To configure Microsoft Entra using OIDC:

  1. Register Zero Touch PKI as an application: Create a web application in Microsoft Entra. See Register an application.

  2. Create a secret: Add credentials to the application. See Add credentials to an app.

  3. Grant permissions: Grant the appropriate permissions for your organization.
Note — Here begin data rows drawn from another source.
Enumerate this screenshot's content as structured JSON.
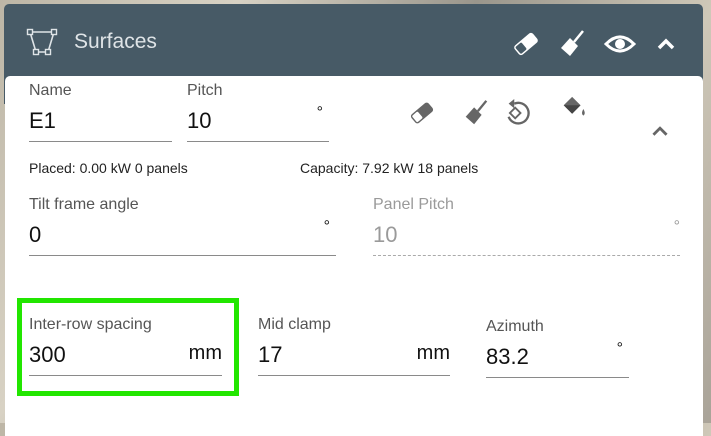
{
  "header": {
    "title": "Surfaces",
    "icons": [
      "polygon-surface-icon",
      "eraser-icon",
      "broom-icon",
      "eye-icon",
      "chevron-up-icon"
    ]
  },
  "toolbar": {
    "icons": [
      "eraser-icon",
      "broom-icon",
      "rotate-icon",
      "paint-bucket-icon",
      "chevron-up-icon"
    ]
  },
  "fields": {
    "name": {
      "label": "Name",
      "value": "E1"
    },
    "pitch": {
      "label": "Pitch",
      "value": "10",
      "unit": "°"
    },
    "tilt": {
      "label": "Tilt frame angle",
      "value": "0",
      "unit": "°"
    },
    "panel_pitch": {
      "label": "Panel Pitch",
      "value": "10",
      "unit": "°",
      "disabled": true
    },
    "inter_row": {
      "label": "Inter-row spacing",
      "value": "300",
      "unit": "mm",
      "highlighted": true
    },
    "mid_clamp": {
      "label": "Mid clamp",
      "value": "17",
      "unit": "mm"
    },
    "azimuth": {
      "label": "Azimuth",
      "value": "83.2",
      "unit": "°"
    }
  },
  "info": {
    "placed": "Placed: 0.00 kW 0 panels",
    "capacity": "Capacity: 7.92 kW 18 panels"
  },
  "colors": {
    "header": "#475a66",
    "highlight": "#22e600"
  }
}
See Add permissions.

    To enable extended attributes such as Extended Profile or Security Groups, add these permissions for the Microsoft Graph API:

    • Users > User.Read : Your app can sign in users and read their profiles.
    • Directory > Directory.Read.All : Your app can read directory data on a user's behalf.

  4. Send credentials to CyberArk: Email the following to ztpki-onboarding@cyberark.com:

    • Azure AD Domain Name: The application name (for example, <your-tenant-name>.onmicrosoft.com).
    • Application (client) ID: The application's unique ID.
    • Directory (tenant) ID: The Microsoft Entra directory containing the application.
    • Client secret: The application secret, sent with a secure one-time service.
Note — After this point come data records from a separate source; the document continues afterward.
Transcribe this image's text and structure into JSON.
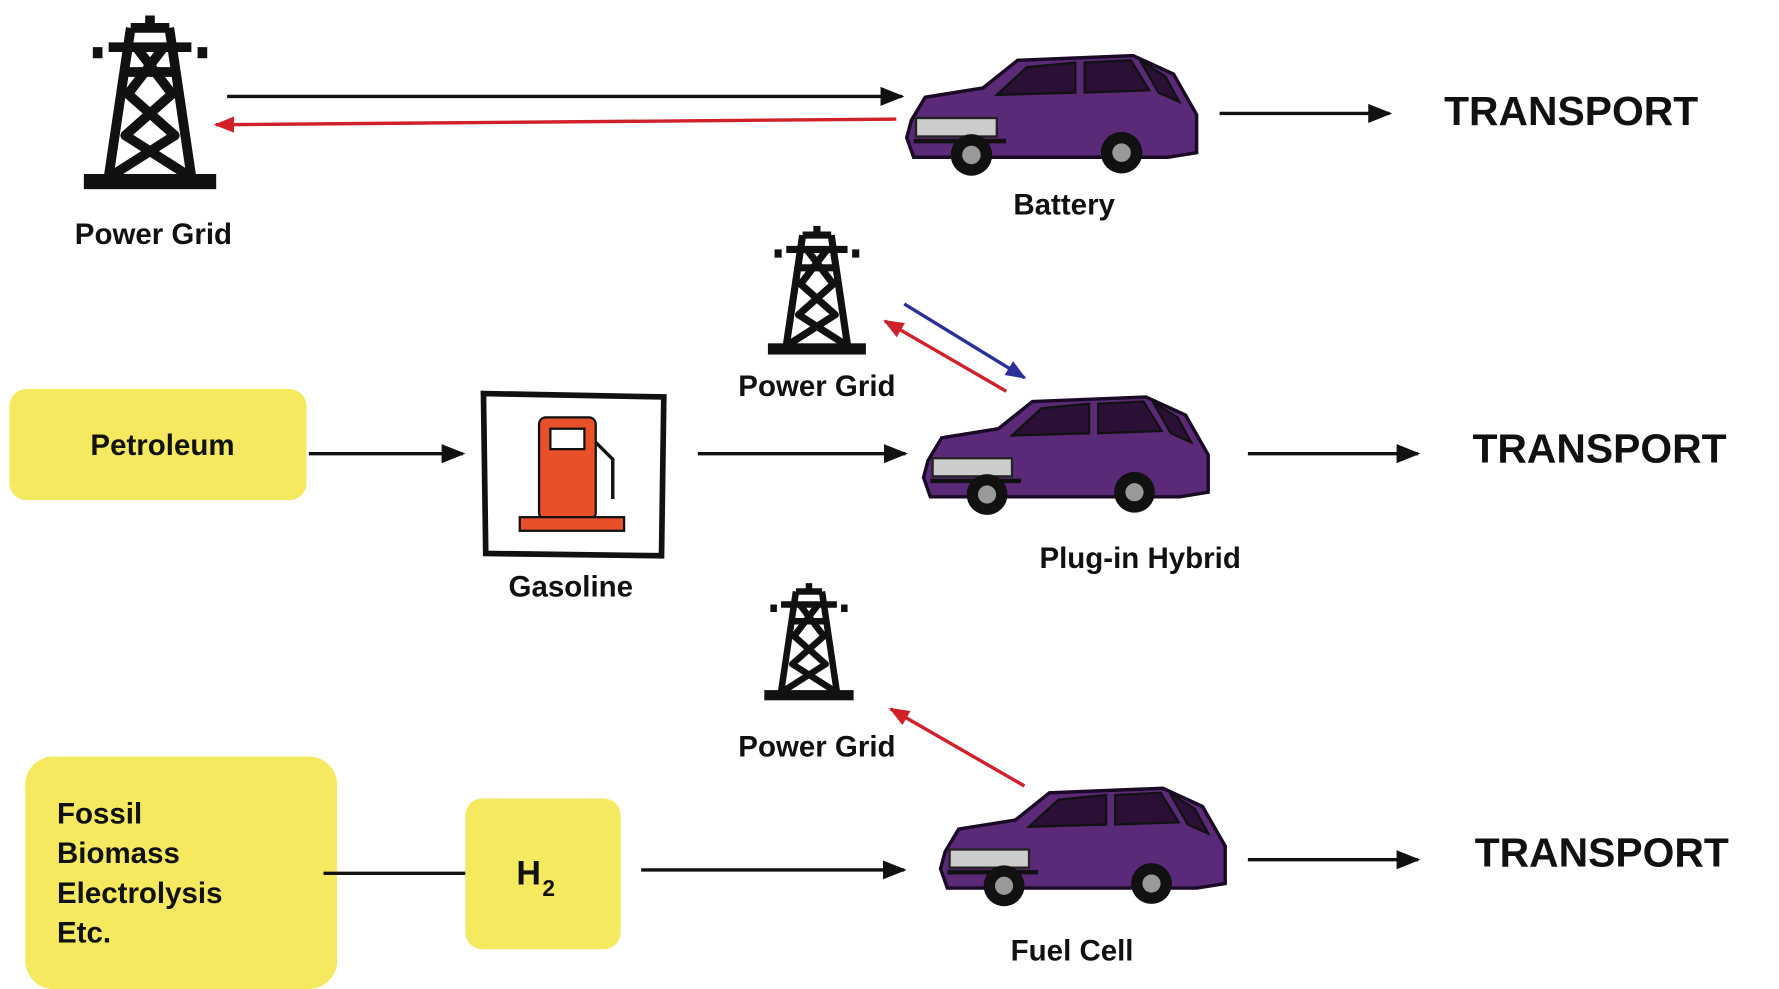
{
  "rows": [
    {
      "grid_label": "Power Grid",
      "vehicle": "Battery",
      "output": "TRANSPORT"
    },
    {
      "source": "Petroleum",
      "fuel": "Gasoline",
      "grid_label": "Power Grid",
      "vehicle": "Plug-in Hybrid",
      "output": "TRANSPORT"
    },
    {
      "source_lines": [
        "Fossil",
        "Biomass",
        "Electrolysis",
        "Etc."
      ],
      "fuel": {
        "main": "H",
        "subscript": "2"
      },
      "grid_label": "Power Grid",
      "vehicle": "Fuel Cell",
      "output": "TRANSPORT"
    }
  ]
}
    After you send this information, CyberArk integrates the IdP and sends your Zero Touch PKI instance URL.

Okta Single Sign-On

To configure Okta Single Sign On using OIDC:

  1. Register Zero Touch PKI as an application: Create a web application in Okta, which includes choosing client-secret authentication and adding the Zero Touch PKI callback URI as a Sign-in redirect URI. See Create OpenID Connect app integrations.

  2. Send credentials to CyberArk: Email application credentials to ztpki-onboarding@cyberark.com:

    • Client ID: The public identifier for the application.
    • Issuer URL: The URL of your Okta application, for example https:/your-app.example.com/.well-known/openid-configuration.
    • Client secret: The application secret, sent with a secure one-time service.

    After you send this information, CyberArk integrates the IdP and sends your Zero Touch PKI instance URL.

PingFederate

To configure PingFederate using OIDC:

  1. Register Zero Touch PKI as an application: Add a new client in PingFederate, which includes choosing client-secret authentication and providing the Zero Touch PKI callback URI. See Setting up an OIDC application in PingFederate.

  2. Send credentials to CyberArk: Email application credentials to ztpki-onboarding@cyberark.com:

    • Client ID: The public identifier for the application.
    • Issuer URL: The URL of your PingFederate client, for example https:/your-app.example.com/.well-known/openid-configuration.
    • Client secret: The application secret, sent with a secure one-time service.

    After you send the credentials, CyberArk integrates the IdP and sends your Zero Touch PKI instance URL.

SAML IdPs

To configure any IdP using SAML:

  1. Register Zero Touch PKI as an application: Add Zero Touch PKI to your SAML IdP. For an example of SAML setup, see Configuring a SAML application in PingFederate.

  2. Send credentials to CyberArk: Email a link to your SAML metadata file to ztpki-onboarding@cyberark.com.

    CyberArk replies with your sign-in and sign-out URLs and your Signing Certificate.

  3. In your SAML IdP, use this information to complete setup.